И мы с Морковкой медленно побрели по тропе. День был чудесный. Солнце светило ярко. Птицы как ни в чём не бывало щебетали на деревьях, и, странное дело, наше настроение стало заметно улучшаться. А когда мы умылись и вдоволь напились холодной и чуть солоноватой воды из родника, набрали по букету свежих и пахучих ландышей, наши беды и несчастья вовсе съёжились.

Мы повеселели и стали петь песни. Запевала их Морковка глубоким, грудным сопрано; в ней явно говорила малороссийская кровь её певуний-бабушек, а я подпевала.

Звучало это совсем неплохо. Птицы, не выдерживая соперничества, замолкали при нашем появлении.

Тропа, изогнувшись, вывела нас на песчаный карьер. Мы вскарабкались на его вершину и стали обозревать окрестности.

– Ух ты, красота-то какая… – выдохнула Морковка.

– Красота…

Мы стояли и смотрели, как воспалённо-красный лик солнца катится к краю неба, блестит нежным зеркалом гладкая поверхность озера, как вызывающе стройны корабельные сосны невдалеке и как величественно выглядят на их фоне старые гранитные валуны в неровных родинках лишайника.
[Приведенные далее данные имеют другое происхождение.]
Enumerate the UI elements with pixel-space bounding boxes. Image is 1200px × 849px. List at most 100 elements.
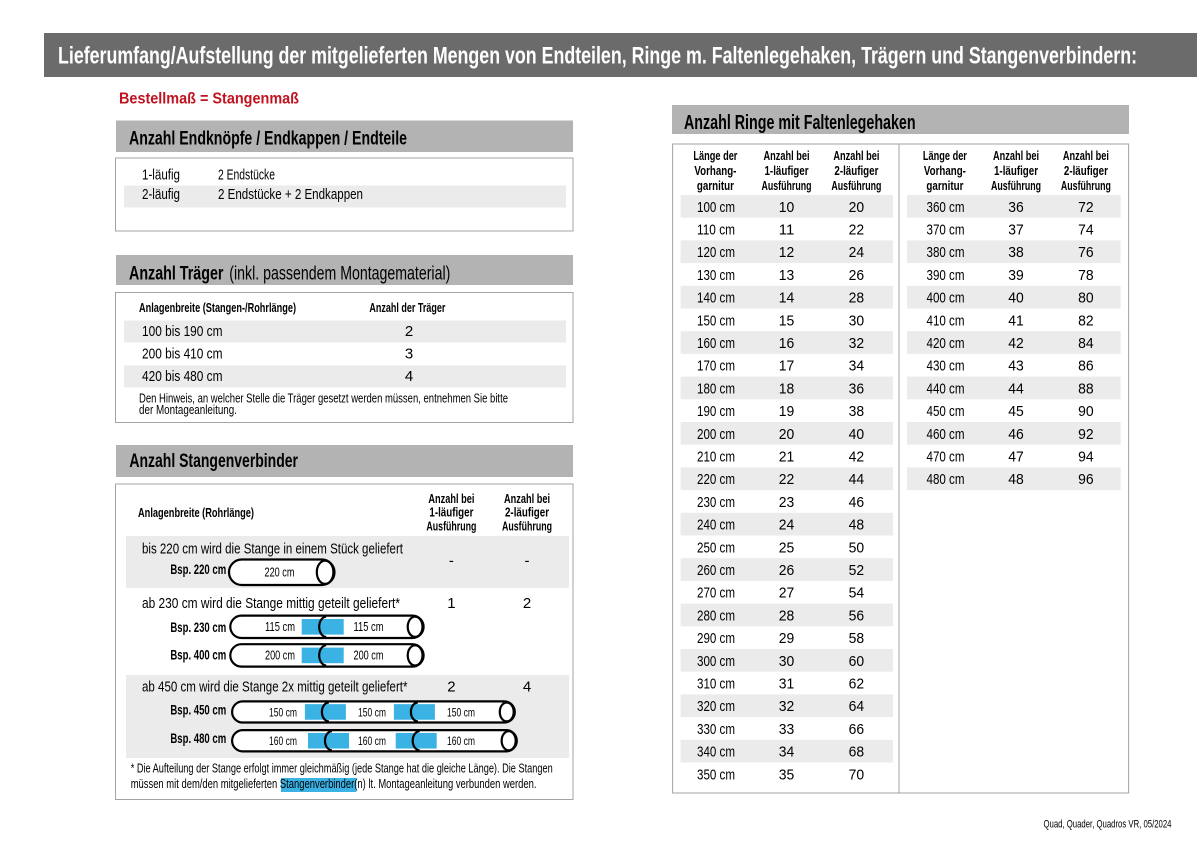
svg-text:120 cm: 120 cm <box>697 244 735 261</box>
svg-text:2: 2 <box>523 595 531 612</box>
svg-text:210 cm: 210 cm <box>697 449 735 466</box>
svg-text:300 cm: 300 cm <box>697 653 735 670</box>
svg-text:Anzahl Ringe mit Faltenlegehak: Anzahl Ringe mit Faltenlegehaken <box>684 112 916 134</box>
svg-text:33: 33 <box>779 721 795 738</box>
svg-text:29: 29 <box>779 630 795 647</box>
svg-text:2-läufiger: 2-läufiger <box>1064 163 1108 178</box>
svg-text:115 cm: 115 cm <box>354 620 384 634</box>
svg-text:46: 46 <box>849 494 865 511</box>
svg-text:88: 88 <box>1078 380 1094 397</box>
svg-text:66: 66 <box>849 721 865 738</box>
svg-text:-: - <box>449 553 454 570</box>
svg-text:330 cm: 330 cm <box>697 721 735 738</box>
svg-text:20: 20 <box>849 199 865 216</box>
svg-text:Quad, Quader, Quadros VR, 05/2: Quad, Quader, Quadros VR, 05/2024 <box>1044 819 1172 831</box>
svg-text:290 cm: 290 cm <box>697 630 735 647</box>
svg-text:100 bis 190 cm: 100 bis 190 cm <box>142 323 223 340</box>
svg-text:2: 2 <box>405 323 413 340</box>
svg-text:2: 2 <box>447 678 455 695</box>
svg-text:340 cm: 340 cm <box>697 744 735 761</box>
svg-text:440 cm: 440 cm <box>927 380 965 397</box>
svg-text:Anzahl der Träger: Anzahl der Träger <box>369 300 445 315</box>
svg-text:37: 37 <box>1008 222 1024 239</box>
svg-text:150 cm: 150 cm <box>447 705 475 719</box>
svg-text:38: 38 <box>1008 244 1024 261</box>
svg-text:26: 26 <box>849 267 865 284</box>
svg-text:270 cm: 270 cm <box>697 585 735 602</box>
svg-text:16: 16 <box>779 335 795 352</box>
svg-text:220 cm: 220 cm <box>697 471 735 488</box>
svg-text:170 cm: 170 cm <box>697 358 735 375</box>
svg-text:Anzahl bei: Anzahl bei <box>833 148 879 163</box>
svg-text:100 cm: 100 cm <box>697 199 735 216</box>
svg-text:Länge der: Länge der <box>923 148 967 163</box>
svg-text:94: 94 <box>1078 449 1094 466</box>
svg-text:48: 48 <box>849 517 865 534</box>
svg-text:ab 450 cm wird die Stange 2x m: ab 450 cm wird die Stange 2x mittig gete… <box>142 678 408 695</box>
svg-text:Ausführung: Ausführung <box>1061 178 1111 193</box>
svg-text:35: 35 <box>779 766 795 783</box>
svg-text:32: 32 <box>849 335 865 352</box>
svg-text:86: 86 <box>1078 358 1094 375</box>
svg-text:44: 44 <box>1008 380 1024 397</box>
svg-text:58: 58 <box>849 630 865 647</box>
svg-text:260 cm: 260 cm <box>697 562 735 579</box>
svg-text:32: 32 <box>779 698 795 715</box>
svg-text:130 cm: 130 cm <box>697 267 735 284</box>
svg-text:Anzahl bei: Anzahl bei <box>428 491 474 506</box>
svg-text:20: 20 <box>779 426 795 443</box>
svg-text:420 cm: 420 cm <box>927 335 965 352</box>
svg-text:bis 220 cm wird die Stange in: bis 220 cm wird die Stange in einem Stüc… <box>142 541 404 558</box>
svg-text:150 cm: 150 cm <box>358 705 386 719</box>
svg-text:22: 22 <box>779 471 795 488</box>
svg-text:96: 96 <box>1078 471 1094 488</box>
svg-text:19: 19 <box>779 403 795 420</box>
svg-text:1-läufiger: 1-läufiger <box>429 505 473 520</box>
svg-text:42: 42 <box>849 449 865 466</box>
svg-text:84: 84 <box>1078 335 1094 352</box>
svg-text:2 Endstücke: 2 Endstücke <box>218 168 275 184</box>
svg-text:Ausführung: Ausführung <box>831 178 881 193</box>
svg-text:-: - <box>525 553 530 570</box>
svg-text:12: 12 <box>779 244 795 261</box>
svg-text:Anzahl Träger: Anzahl Träger <box>129 263 224 284</box>
svg-text:200 cm: 200 cm <box>354 649 384 663</box>
svg-text:250 cm: 250 cm <box>697 539 735 556</box>
svg-text:Anzahl bei: Anzahl bei <box>504 491 550 506</box>
svg-text:310 cm: 310 cm <box>697 676 735 693</box>
svg-text:190 cm: 190 cm <box>697 403 735 420</box>
svg-text:390 cm: 390 cm <box>927 267 965 284</box>
svg-text:64: 64 <box>849 698 865 715</box>
svg-text:410 cm: 410 cm <box>927 312 965 329</box>
svg-text:39: 39 <box>1008 267 1024 284</box>
svg-text:Anzahl Stangenverbinder: Anzahl Stangenverbinder <box>129 451 298 472</box>
svg-text:62: 62 <box>849 676 865 693</box>
svg-text:1-läufig: 1-läufig <box>142 168 180 184</box>
svg-text:21: 21 <box>779 449 795 466</box>
svg-text:38: 38 <box>849 403 865 420</box>
svg-text:Anlagenbreite (Stangen-/Rohrlä: Anlagenbreite (Stangen-/Rohrlänge) <box>139 300 296 315</box>
svg-text:370 cm: 370 cm <box>927 222 965 239</box>
svg-text:46: 46 <box>1008 426 1024 443</box>
svg-text:Ausführung: Ausführung <box>762 178 812 193</box>
svg-text:34: 34 <box>779 744 795 761</box>
svg-text:Bestellmaß = Stangenmaß: Bestellmaß = Stangenmaß <box>119 91 299 108</box>
svg-text:Ausführung: Ausführung <box>502 519 552 534</box>
svg-text:47: 47 <box>1008 449 1024 466</box>
svg-text:160 cm: 160 cm <box>358 734 386 748</box>
svg-text:240 cm: 240 cm <box>697 517 735 534</box>
svg-text:Bsp. 400 cm: Bsp. 400 cm <box>170 648 226 663</box>
svg-text:430 cm: 430 cm <box>927 358 965 375</box>
svg-text:68: 68 <box>849 744 865 761</box>
svg-text:280 cm: 280 cm <box>697 607 735 624</box>
svg-text:43: 43 <box>1008 358 1024 375</box>
svg-text:Lieferumfang/Aufstellung der m: Lieferumfang/Aufstellung der mitgeliefer… <box>58 43 1137 70</box>
svg-text:28: 28 <box>779 607 795 624</box>
svg-text:Anzahl bei: Anzahl bei <box>993 148 1039 163</box>
svg-text:44: 44 <box>849 471 865 488</box>
svg-text:76: 76 <box>1078 244 1094 261</box>
svg-text:230 cm: 230 cm <box>697 494 735 511</box>
svg-text:15: 15 <box>779 312 795 329</box>
svg-text:27: 27 <box>779 585 795 602</box>
svg-text:36: 36 <box>1008 199 1024 216</box>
Мы стояли на вершине песчаного холма, и целый мир простирался перед нами. И в этом мире можно было совершить всё. Добиться исполнения всех желаний, выбрать самого достойного любимого, лучшую из всех профессий, вырастить красивых и талантливых детей, надеть самые модные платья… Этот мир был длиною в нашу ещё не прожитую жизнь.

Мир, простирающийся перед нами, был полон надежд.

Мы молчали и впитывали в себя этот тихий белый июньский вечер.

– Айда вниз! – крикнула Морковка и первая понеслась по обрыву, хохоча и падая, катясь кубарем по мягким песчаным бокам карьера. Мы бежали вниз, крича, смеясь и падая с головокружительной высоты.

– Э-ге-гей! – кричала я, запрокинув голову так, что надо мной повисал весь голубой свод неба.

– Э-ге-ге-гей!!! – отвечало мне эхо, многократно усиленное и разноголосое.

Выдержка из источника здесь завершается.